Rapid ground state energy estimation with a Sparse Pauli Dynamics-enabled Variational Double Bracket Flow

TL;DR

This paper introduces a novel variational double bracket flow algorithm utilizing Sparse Pauli Dynamics to efficiently estimate ground state energies of strongly correlated quantum systems, achieving high accuracy and significant speedups over traditional methods.

Contribution

The paper presents a new vDBF algorithm that combines Sparse Pauli Dynamics with greedy operator selection, enabling fast and accurate ground state energy estimation for complex quantum models.

Findings

Achieves less than 1% error compared to DMRG benchmarks.

Obtains results for a 10x10 Heisenberg lattice in about 10 minutes on a single CPU.

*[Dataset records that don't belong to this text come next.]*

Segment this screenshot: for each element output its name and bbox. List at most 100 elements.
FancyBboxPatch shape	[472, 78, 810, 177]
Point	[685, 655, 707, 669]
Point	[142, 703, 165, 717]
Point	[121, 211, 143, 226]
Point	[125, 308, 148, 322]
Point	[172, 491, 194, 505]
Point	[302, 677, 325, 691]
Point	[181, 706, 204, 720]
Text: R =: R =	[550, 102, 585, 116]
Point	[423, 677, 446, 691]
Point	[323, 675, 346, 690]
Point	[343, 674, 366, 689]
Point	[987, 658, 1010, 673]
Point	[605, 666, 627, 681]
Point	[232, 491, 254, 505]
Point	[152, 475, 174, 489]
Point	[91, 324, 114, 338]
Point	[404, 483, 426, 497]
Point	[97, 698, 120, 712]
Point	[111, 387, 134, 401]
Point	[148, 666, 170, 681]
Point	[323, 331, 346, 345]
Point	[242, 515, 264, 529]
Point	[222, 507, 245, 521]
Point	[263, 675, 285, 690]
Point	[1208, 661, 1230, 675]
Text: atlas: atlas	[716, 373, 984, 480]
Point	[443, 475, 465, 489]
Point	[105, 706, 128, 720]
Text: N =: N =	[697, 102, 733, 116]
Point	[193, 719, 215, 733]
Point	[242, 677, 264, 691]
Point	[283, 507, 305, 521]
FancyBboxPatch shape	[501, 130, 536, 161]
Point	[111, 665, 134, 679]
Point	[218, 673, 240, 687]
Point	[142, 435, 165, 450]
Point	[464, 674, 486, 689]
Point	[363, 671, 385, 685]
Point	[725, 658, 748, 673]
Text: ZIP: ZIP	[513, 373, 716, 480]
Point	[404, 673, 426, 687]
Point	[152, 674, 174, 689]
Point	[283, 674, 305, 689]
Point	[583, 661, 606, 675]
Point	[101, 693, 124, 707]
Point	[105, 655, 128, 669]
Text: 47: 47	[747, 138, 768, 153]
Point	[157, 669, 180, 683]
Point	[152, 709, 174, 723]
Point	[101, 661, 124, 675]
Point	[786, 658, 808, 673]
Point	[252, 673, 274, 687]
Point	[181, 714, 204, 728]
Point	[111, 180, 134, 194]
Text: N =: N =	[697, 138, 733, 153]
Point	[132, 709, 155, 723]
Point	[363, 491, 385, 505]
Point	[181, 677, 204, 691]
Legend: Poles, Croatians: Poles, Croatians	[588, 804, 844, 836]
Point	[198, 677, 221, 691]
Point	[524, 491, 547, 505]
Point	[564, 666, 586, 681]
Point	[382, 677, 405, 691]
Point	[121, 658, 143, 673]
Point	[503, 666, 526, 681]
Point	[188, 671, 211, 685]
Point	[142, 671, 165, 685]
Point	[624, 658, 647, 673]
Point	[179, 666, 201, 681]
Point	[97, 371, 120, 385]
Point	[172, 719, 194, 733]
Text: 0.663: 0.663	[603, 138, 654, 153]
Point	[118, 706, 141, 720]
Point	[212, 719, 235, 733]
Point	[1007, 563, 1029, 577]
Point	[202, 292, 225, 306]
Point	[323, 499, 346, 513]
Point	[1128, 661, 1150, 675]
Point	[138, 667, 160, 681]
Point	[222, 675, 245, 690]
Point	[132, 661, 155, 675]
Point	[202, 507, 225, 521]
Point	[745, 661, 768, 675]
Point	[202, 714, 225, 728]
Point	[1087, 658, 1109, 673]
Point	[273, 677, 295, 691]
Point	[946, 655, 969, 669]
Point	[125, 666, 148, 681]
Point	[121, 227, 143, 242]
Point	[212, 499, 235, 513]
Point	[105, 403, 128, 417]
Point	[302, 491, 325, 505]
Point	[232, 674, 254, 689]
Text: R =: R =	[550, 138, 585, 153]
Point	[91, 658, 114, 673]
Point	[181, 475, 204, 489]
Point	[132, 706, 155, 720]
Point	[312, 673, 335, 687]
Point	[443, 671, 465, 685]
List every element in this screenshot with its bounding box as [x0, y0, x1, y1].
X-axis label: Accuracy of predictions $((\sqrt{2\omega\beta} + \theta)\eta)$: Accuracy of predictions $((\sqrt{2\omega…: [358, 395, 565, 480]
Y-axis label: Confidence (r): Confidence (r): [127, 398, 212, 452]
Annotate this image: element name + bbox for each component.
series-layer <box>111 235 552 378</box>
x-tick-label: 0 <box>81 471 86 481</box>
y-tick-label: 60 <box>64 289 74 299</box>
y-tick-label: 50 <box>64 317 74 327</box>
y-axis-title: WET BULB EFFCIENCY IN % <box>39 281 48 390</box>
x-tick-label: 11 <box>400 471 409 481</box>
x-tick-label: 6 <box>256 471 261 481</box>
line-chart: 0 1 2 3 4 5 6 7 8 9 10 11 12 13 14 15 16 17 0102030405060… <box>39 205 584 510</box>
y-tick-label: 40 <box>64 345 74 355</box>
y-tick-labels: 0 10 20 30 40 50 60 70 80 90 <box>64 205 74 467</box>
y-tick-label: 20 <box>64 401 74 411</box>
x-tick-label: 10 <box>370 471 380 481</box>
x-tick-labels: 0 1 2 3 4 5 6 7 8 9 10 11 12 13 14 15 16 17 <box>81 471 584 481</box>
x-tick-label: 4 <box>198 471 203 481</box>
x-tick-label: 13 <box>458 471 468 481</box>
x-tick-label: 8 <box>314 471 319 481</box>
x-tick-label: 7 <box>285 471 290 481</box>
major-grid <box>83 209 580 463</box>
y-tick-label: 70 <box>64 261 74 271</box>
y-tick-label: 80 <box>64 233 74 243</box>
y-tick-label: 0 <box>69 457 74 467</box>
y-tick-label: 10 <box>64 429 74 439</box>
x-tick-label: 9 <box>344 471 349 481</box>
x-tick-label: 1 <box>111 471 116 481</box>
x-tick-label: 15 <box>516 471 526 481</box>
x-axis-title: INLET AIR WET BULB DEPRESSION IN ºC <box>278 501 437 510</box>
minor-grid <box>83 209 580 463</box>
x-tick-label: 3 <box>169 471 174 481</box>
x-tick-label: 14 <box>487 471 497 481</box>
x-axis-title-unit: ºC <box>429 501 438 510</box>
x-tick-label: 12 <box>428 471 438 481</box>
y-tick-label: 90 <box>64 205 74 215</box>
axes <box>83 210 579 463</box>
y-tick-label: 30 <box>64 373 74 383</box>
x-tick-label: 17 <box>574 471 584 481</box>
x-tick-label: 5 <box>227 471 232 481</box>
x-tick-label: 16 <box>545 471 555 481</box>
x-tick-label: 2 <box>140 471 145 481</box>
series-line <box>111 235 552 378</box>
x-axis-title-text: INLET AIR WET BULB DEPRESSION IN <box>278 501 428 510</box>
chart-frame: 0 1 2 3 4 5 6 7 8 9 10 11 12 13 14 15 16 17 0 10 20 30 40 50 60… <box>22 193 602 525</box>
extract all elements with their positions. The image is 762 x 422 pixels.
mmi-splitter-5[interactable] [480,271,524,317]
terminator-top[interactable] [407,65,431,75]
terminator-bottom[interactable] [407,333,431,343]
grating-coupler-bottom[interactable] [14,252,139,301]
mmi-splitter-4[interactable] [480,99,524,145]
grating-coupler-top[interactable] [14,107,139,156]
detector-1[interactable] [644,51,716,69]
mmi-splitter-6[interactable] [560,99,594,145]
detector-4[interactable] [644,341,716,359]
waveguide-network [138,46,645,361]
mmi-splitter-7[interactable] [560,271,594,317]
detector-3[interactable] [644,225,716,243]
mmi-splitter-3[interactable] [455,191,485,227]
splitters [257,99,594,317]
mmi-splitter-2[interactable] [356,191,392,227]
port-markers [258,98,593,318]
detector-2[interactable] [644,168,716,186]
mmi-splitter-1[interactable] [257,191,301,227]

Demonstrates significant speedup over DMRG for large 2D quantum systems.

Abstract

Ground state energy estimation for strongly correlated quantum systems remains a central challenge in computational physics and chemistry. While tensor network methods like DMRG provide efficient solutions for one-dimensional systems, higher-dimensional problems remain difficult. Here we present a variational double bracket flow (vDBF) algorithm that leverages Sparse Pauli Dynamics, a technique originally developed for classical simulation of quantum circuits, to efficiently approximate ground state energies. By combining greedy operator selection with coefficient truncation and energy-variance extrapolation, the method achieves less than 1% error relative to DMRG benchmarks for both Heisenberg and Hubbard models in one and two dimensions. For a 10x10 Heisenberg lattice (100 qubits), vDBF obtains accurate results in approximately 10 minutes on a single CPU thread, compared to over 50 hours on 64 threads for DMRG. For an 8x8 Hubbard model (128 qubits), the speedup is even more pronounced. These results demonstrate that classical simulation techniques developed in the context of quantum advantage benchmarking can provide practical tools for many-body physics.